From the moment Crawford spoke and moved in her earthy, brazen manner, I thought of Penny Marshall doing LaVerne DeFazio on the seventies sitcom.
Even during the 'conversion' it looked just like the way DeFazio used to behave when she felt defeated. Some of it bordered on precious (I'm eating' my suppah. I guess my suppah can wait.), but most of it was tiresome and clichéd and contrived.
Why would the pious minister's wife be so offended by Crawford and not by the staggering drunk? Obviously the story was just to make Crawford the victim of the discrimination due to her lifestyle.

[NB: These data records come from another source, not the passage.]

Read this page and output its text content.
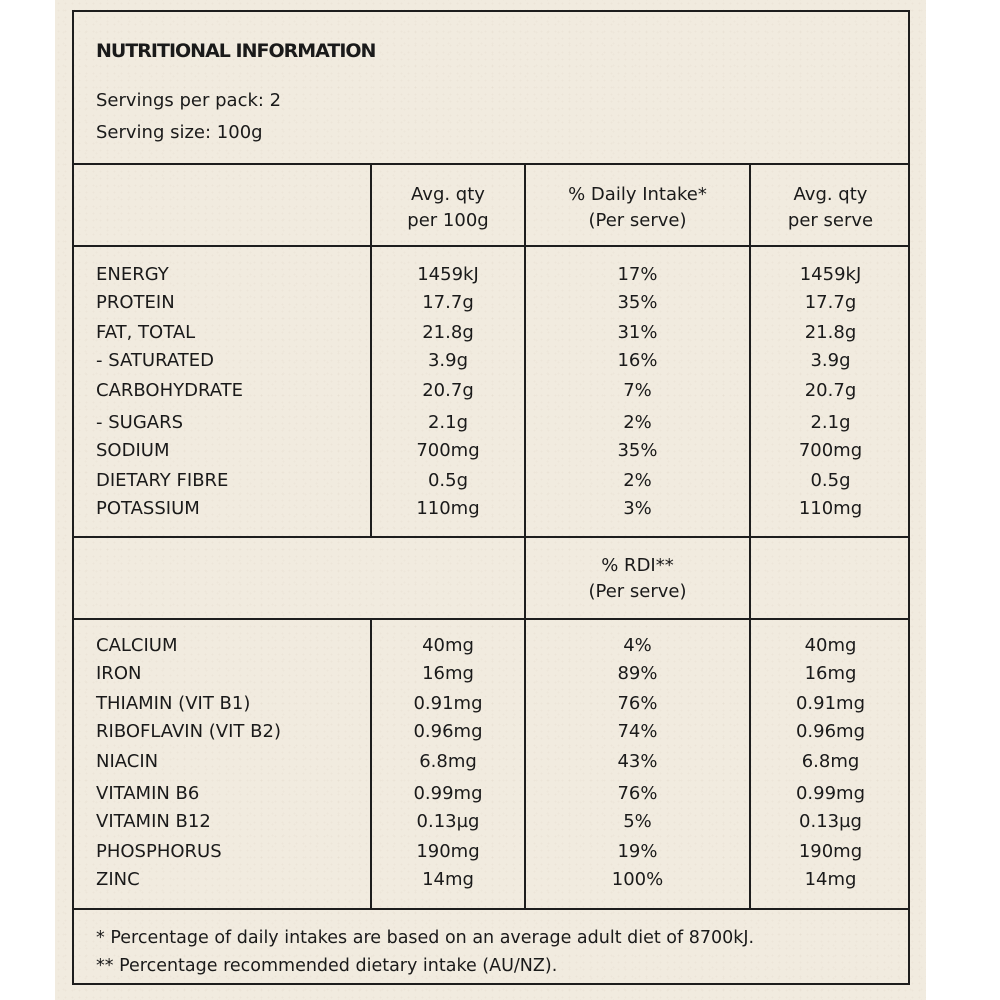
NUTRITIONAL INFORMATION
Servings per pack: 2
Serving size: 100g
Avg. qty
per 100g
% Daily Intake*
(Per serve)
Avg. qty
per serve
ENERGY	1459kJ	17%	1459kJ
PROTEIN	17.7g	35%	17.7g
FAT, TOTAL	21.8g	31%	21.8g
- SATURATED	3.9g	16%	3.9g
CARBOHYDRATE	20.7g	7%	20.7g
- SUGARS	2.1g	2%	2.1g
SODIUM	700mg	35%	700mg
DIETARY FIBRE	0.5g	2%	0.5g
POTASSIUM	110mg	3%	110mg
% RDI**
(Per serve)
CALCIUM	40mg	4%	40mg
IRON	16mg	89%	16mg
THIAMIN (VIT B1)	0.91mg	76%	0.91mg
RIBOFLAVIN (VIT B2)	0.96mg	74%	0.96mg
NIACIN	6.8mg	43%	6.8mg
VITAMIN B6	0.99mg	76%	0.99mg
VITAMIN B12	0.13µg	5%	0.13µg
PHOSPHORUS	190mg	19%	190mg
ZINC	14mg	100%	14mg
* Percentage of daily intakes are based on an average adult diet of 8700kJ.
** Percentage recommended dietary intake (AU/NZ).
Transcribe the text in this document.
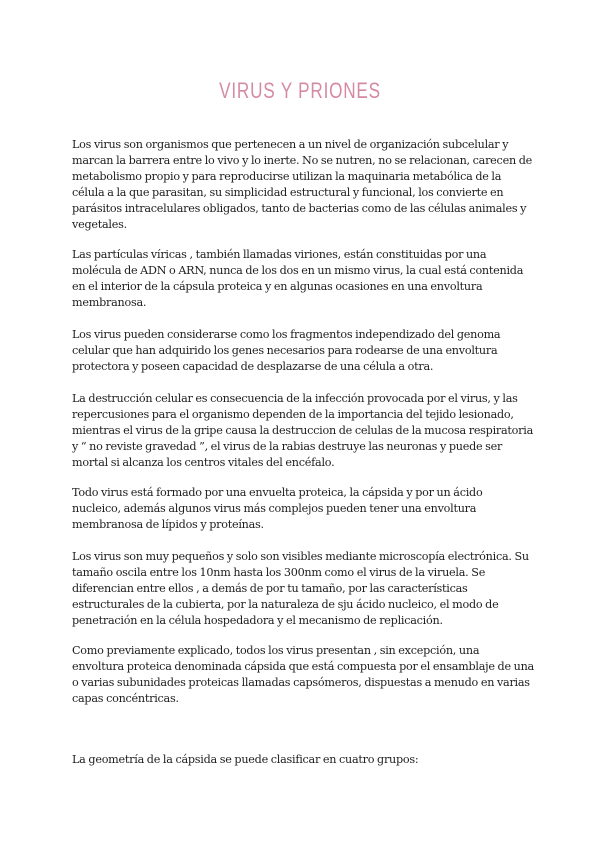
VIRUS Y PRIONES

Los virus son organismos que pertenecen a un nivel de organización subcelular y
marcan la barrera entre lo vivo y lo inerte. No se nutren, no se relacionan, carecen de
metabolismo propio y para reproducirse utilizan la maquinaria metabólica de la
célula a la que parasitan, su simplicidad estructural y funcional, los convierte en
parásitos intracelulares obligados, tanto de bacterias como de las células animales y
vegetales.

Las partículas víricas , también llamadas viriones, están constituidas por una
molécula de ADN o ARN, nunca de los dos en un mismo virus, la cual está contenida
en el interior de la cápsula proteica y en algunas ocasiones en una envoltura
membranosa.

Los virus pueden considerarse como los fragmentos independizado del genoma
celular que han adquirido los genes necesarios para rodearse de una envoltura
protectora y poseen capacidad de desplazarse de una célula a otra.

La destrucción celular es consecuencia de la infección provocada por el virus, y las
repercusiones para el organismo dependen de la importancia del tejido lesionado,
mientras el virus de la gripe causa la destruccion de celulas de la mucosa respiratoria
y “ no reviste gravedad ”, el virus de la rabias destruye las neuronas y puede ser
mortal si alcanza los centros vitales del encéfalo.

Todo virus está formado por una envuelta proteica, la cápsida y por un ácido
nucleico, además algunos virus más complejos pueden tener una envoltura
membranosa de lípidos y proteínas.

Los virus son muy pequeños y solo son visibles mediante microscopía electrónica. Su
tamaño oscila entre los 10nm hasta los 300nm como el virus de la viruela. Se
diferencian entre ellos , a demás de por tu tamaño, por las características
estructurales de la cubierta, por la naturaleza de sju ácido nucleico, el modo de
penetración en la célula hospedadora y el mecanismo de replicación.

Como previamente explicado, todos los virus presentan , sin excepción, una
envoltura proteica denominada cápsida que está compuesta por el ensamblaje de una
o varias subunidades proteicas llamadas capsómeros, dispuestas a menudo en varias
capas concéntricas.

La geometría de la cápsida se puede clasificar en cuatro grupos:
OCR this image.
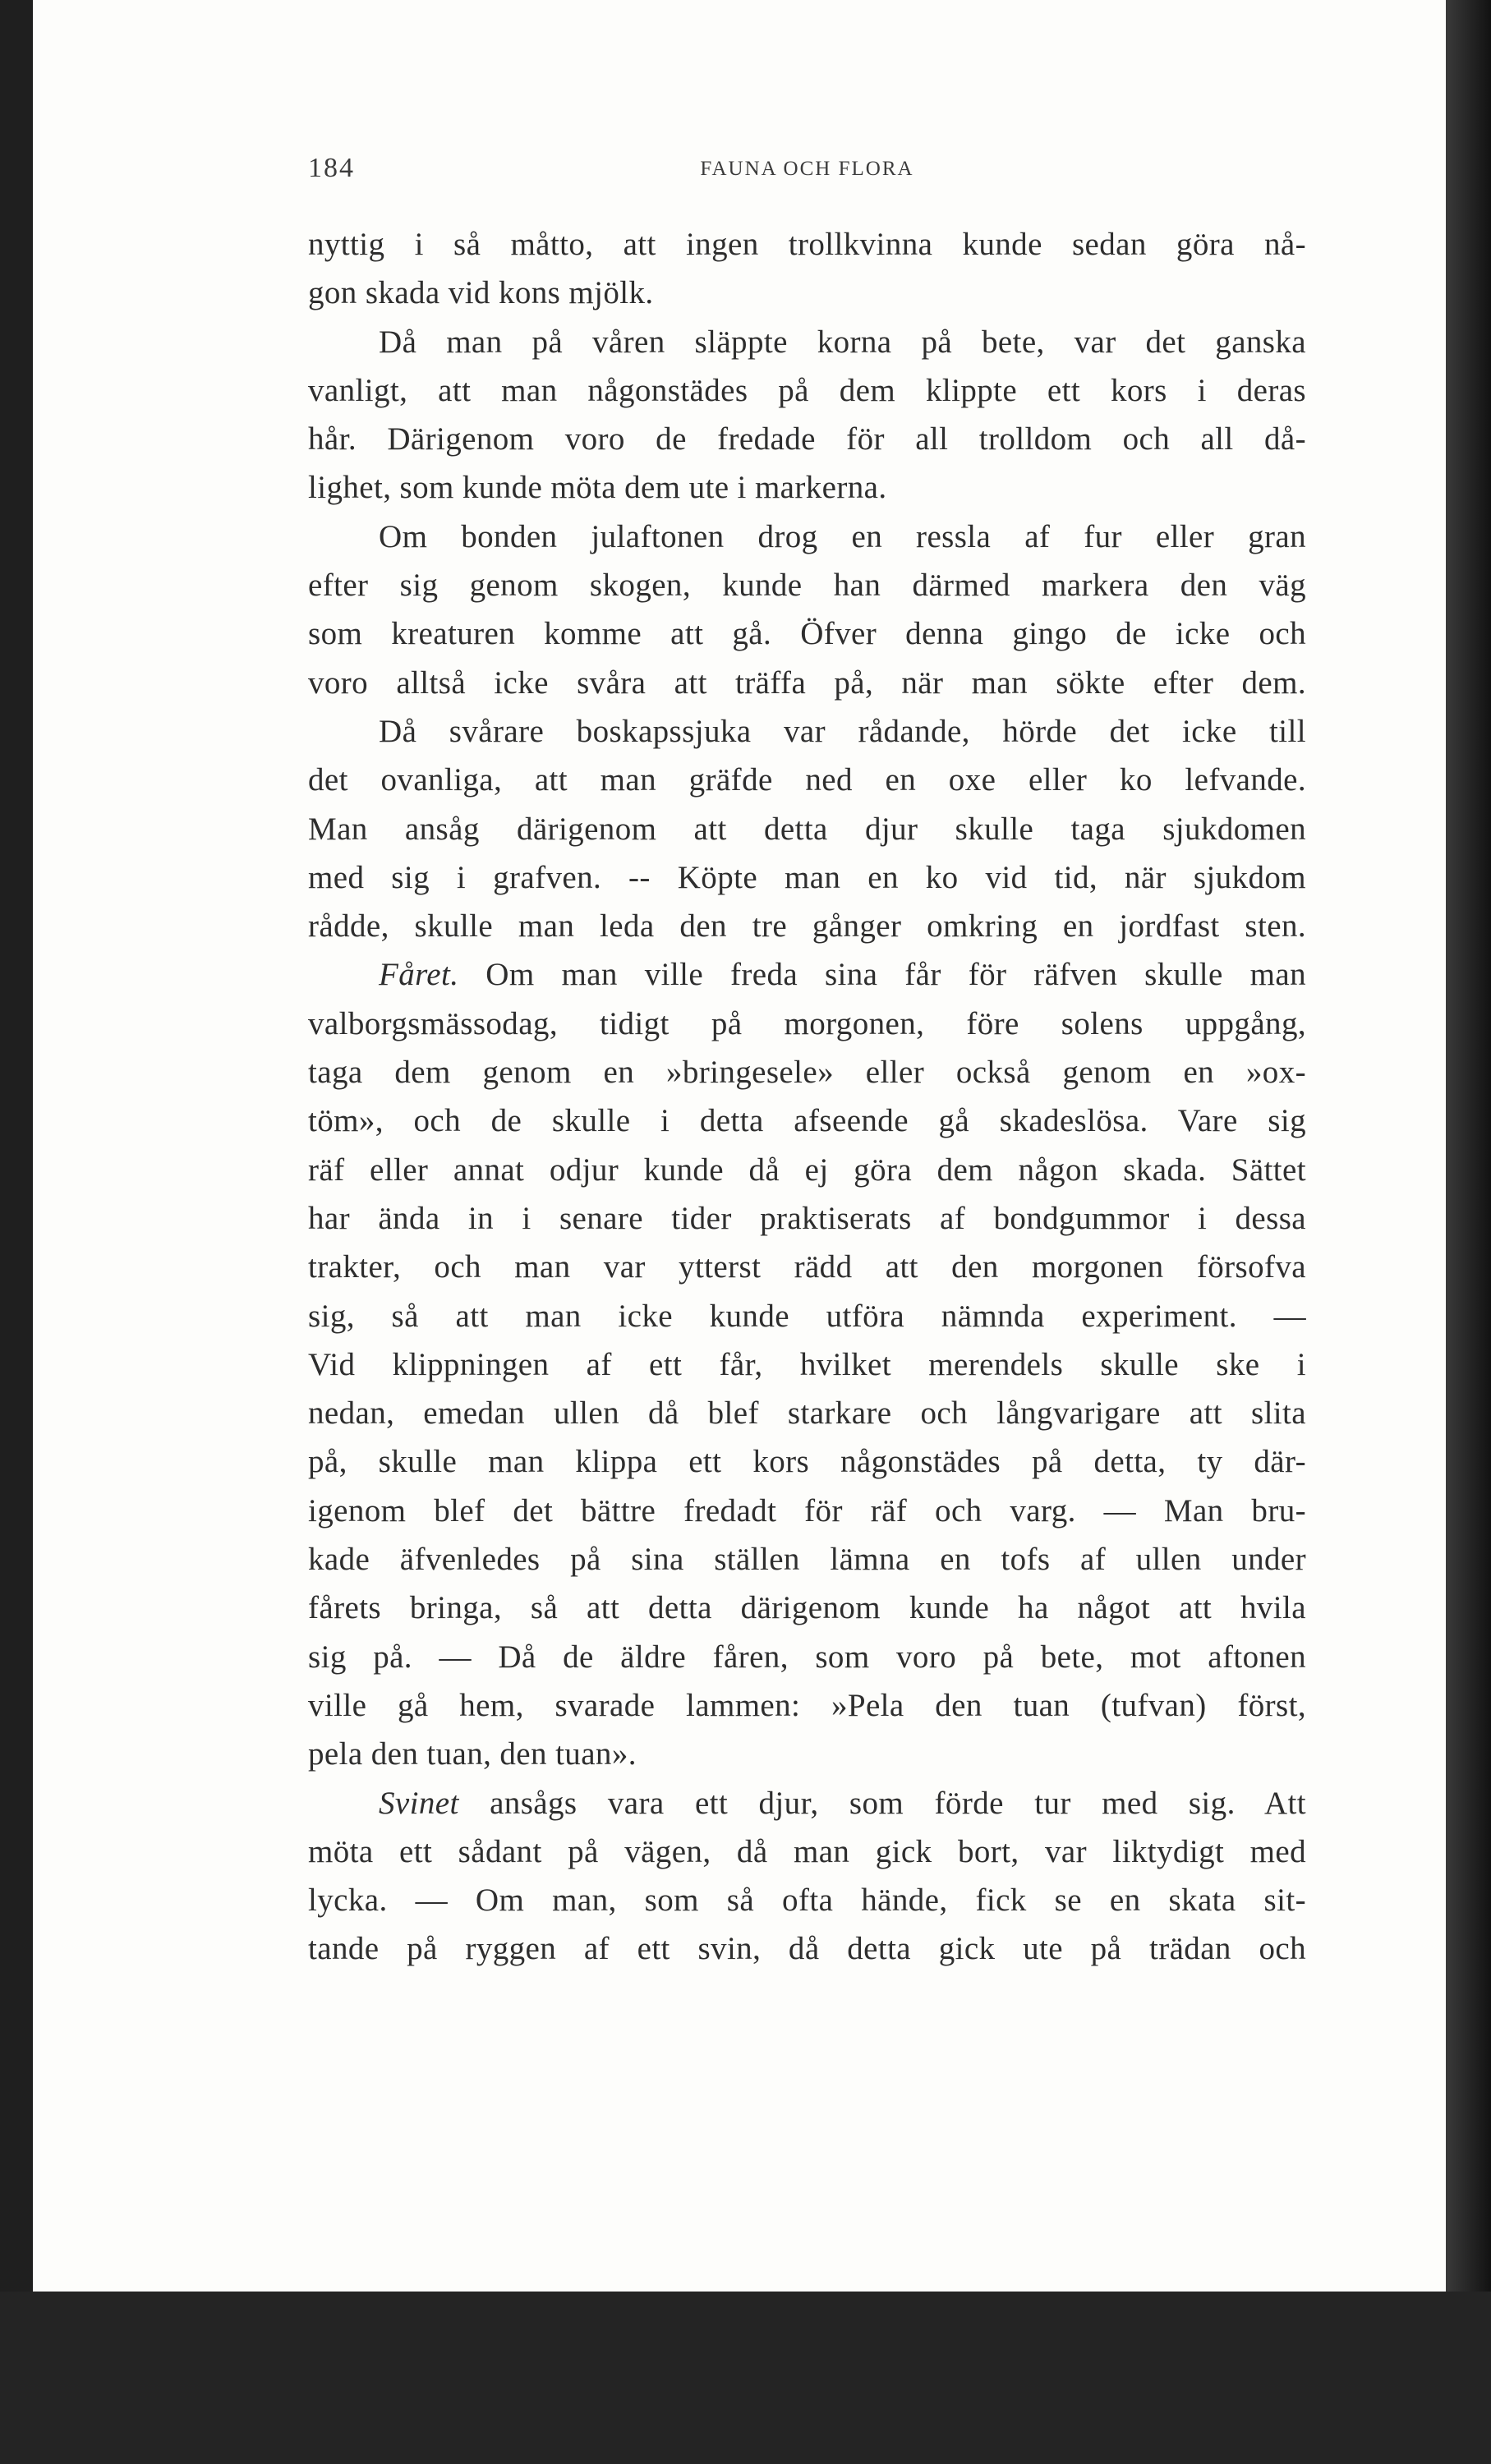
184	FAUNA OCH FLORA
nyttig i så måtto, att ingen trollkvinna kunde sedan göra nå-
gon skada vid kons mjölk.
Då man på våren släppte korna på bete, var det ganska
vanligt, att man någonstädes på dem klippte ett kors i deras
hår. Därigenom voro de fredade för all trolldom och all då-
lighet, som kunde möta dem ute i markerna.
Om bonden julaftonen drog en ressla af fur eller gran
efter sig genom skogen, kunde han därmed markera den väg
som kreaturen komme att gå. Öfver denna gingo de icke och
voro alltså icke svåra att träffa på, när man sökte efter dem.
Då svårare boskapssjuka var rådande, hörde det icke till
det ovanliga, att man gräfde ned en oxe eller ko lefvande.
Man ansåg därigenom att detta djur skulle taga sjukdomen
med sig i grafven. -- Köpte man en ko vid tid, när sjukdom
rådde, skulle man leda den tre gånger omkring en jordfast sten.
Fåret. Om man ville freda sina får för räfven skulle man
valborgsmässodag, tidigt på morgonen, före solens uppgång,
taga dem genom en »bringesele» eller också genom en »ox-
töm», och de skulle i detta afseende gå skadeslösa. Vare sig
räf eller annat odjur kunde då ej göra dem någon skada. Sättet
har ända in i senare tider praktiserats af bondgummor i dessa
trakter, och man var ytterst rädd att den morgonen försofva
sig, så att man icke kunde utföra nämnda experiment. —
Vid klippningen af ett får, hvilket merendels skulle ske i
nedan, emedan ullen då blef starkare och långvarigare att slita
på, skulle man klippa ett kors någonstädes på detta, ty där-
igenom blef det bättre fredadt för räf och varg. — Man bru-
kade äfvenledes på sina ställen lämna en tofs af ullen under
fårets bringa, så att detta därigenom kunde ha något att hvila
sig på. — Då de äldre fåren, som voro på bete, mot aftonen
ville gå hem, svarade lammen: »Pela den tuan (tufvan) först,
pela den tuan, den tuan».
Svinet ansågs vara ett djur, som förde tur med sig. Att
möta ett sådant på vägen, då man gick bort, var liktydigt med
lycka. — Om man, som så ofta hände, fick se en skata sit-
tande på ryggen af ett svin, då detta gick ute på trädan och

Her getup and behaviour of a fallen woman was amusing also when you think of all the dear ladies who have appeared in MTV videos and all that "breakthrough" business Madonna pulled back in the eighties and nineties. Goes around, comes around.
Watch this movie only for Crawford. Again in the conversion, I couldn't help but think of Reverend Lovejoy on the Simpsons when Walter Huston began praying.
Huston and his on screen wife were very unpleasant stereotypes of ticky, self-righteous bible-thumpers ("Don't even look at her" -- but the drunk could stagger all around their table) And I didn't understand Huston's fate at all.
Crawford walks off hand-in-hand with Prince Charming, something she would do in many films later on. But her trashy attire is insightful (again, think of MTV. I'm gonna let my teen-aged nephew see this).